Lab · Instrument 03

Adversarial examples playground

A neural network can be confidently, catastrophically wrong on an input that looks completely normal to you. Pick or draw a digit, then add a gradient-crafted perturbation and watch the classifier flip — while the image looks unchanged. This is the family of attack at the centre of my research; here it runs live in your browser.

How it works

The classifier is a small multilayer perceptron — 784 inputs (one per pixel), a 128-unit hidden layer, ten outputs — trained on MNIST to about 98% accuracy. It is deliberately tiny and dependency-free: the weights are a ~150 KB file, and the forward pass is a few dozen lines of hand-written TypeScript. No TensorFlow.js, no ONNX runtime, nothing loaded from a CDN.

The attack is the interesting part. FGSM — the Fast Gradient Sign Method — asks a simple question: for each pixel, which way should I nudge it to make the model more wrong? That direction is the sign of the gradient of the loss with respect to the input, so the whole attack is x′ = x + ε · sign(∇ₓ loss). To compute ∇ₓ I run the same backpropagation the trainer used, but stop one layer early — at the image instead of the weights. PGD (Projected Gradient Descent) iterates that step and projects back into an ε-ball each time; it’s slower but stronger, and it’s the standard benchmark attack in the literature.

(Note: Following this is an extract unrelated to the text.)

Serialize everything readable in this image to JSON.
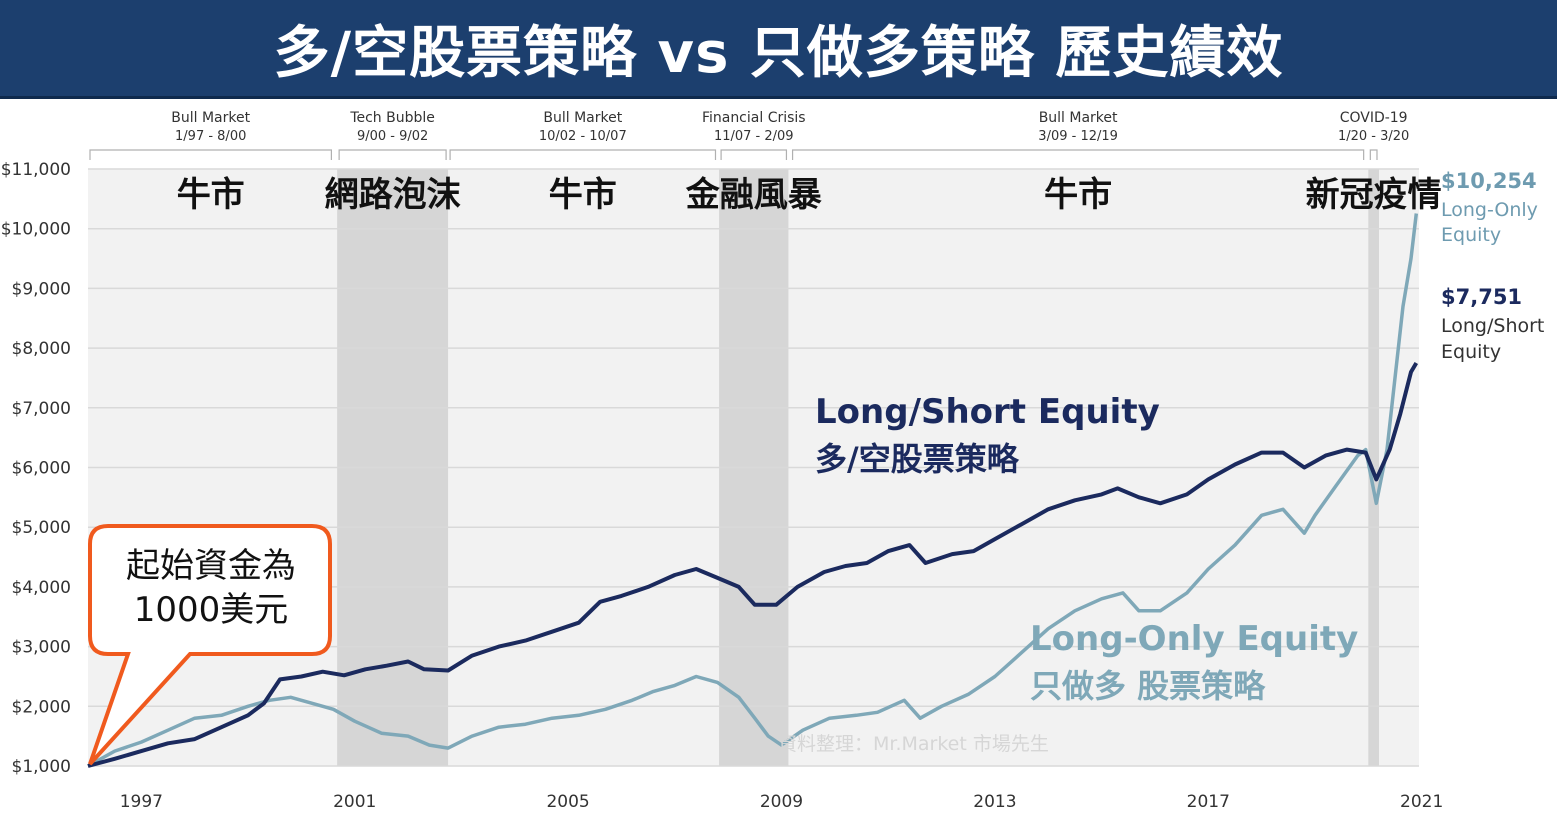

Because the perturbation is bounded by ε in the L∞ sense — no single pixel moves by more than ε — a small ε stays invisible to the eye while still crossing the model’s decision boundary. That is the whole unsettling point of adversarial examples: robustness to random noise says nothing about robustness to adversarial noise.

My MSc research applies exactly this idea outside the image domain — to intrusion-detection models on the Controller Area Network bus, where an attacker perturbs network features rather than pixels to slip malicious traffic past a deep-learning detector, and where adversarial training (folding these very examples back into training) is one of the defences. Digits are just the version you can see. Honest caveats: this is a plain MLP, not a hardened or adversarially-trained model, and a hand-drawn digit is normalised to roughly match MNIST — so treat it as an intuition pump, not a benchmark.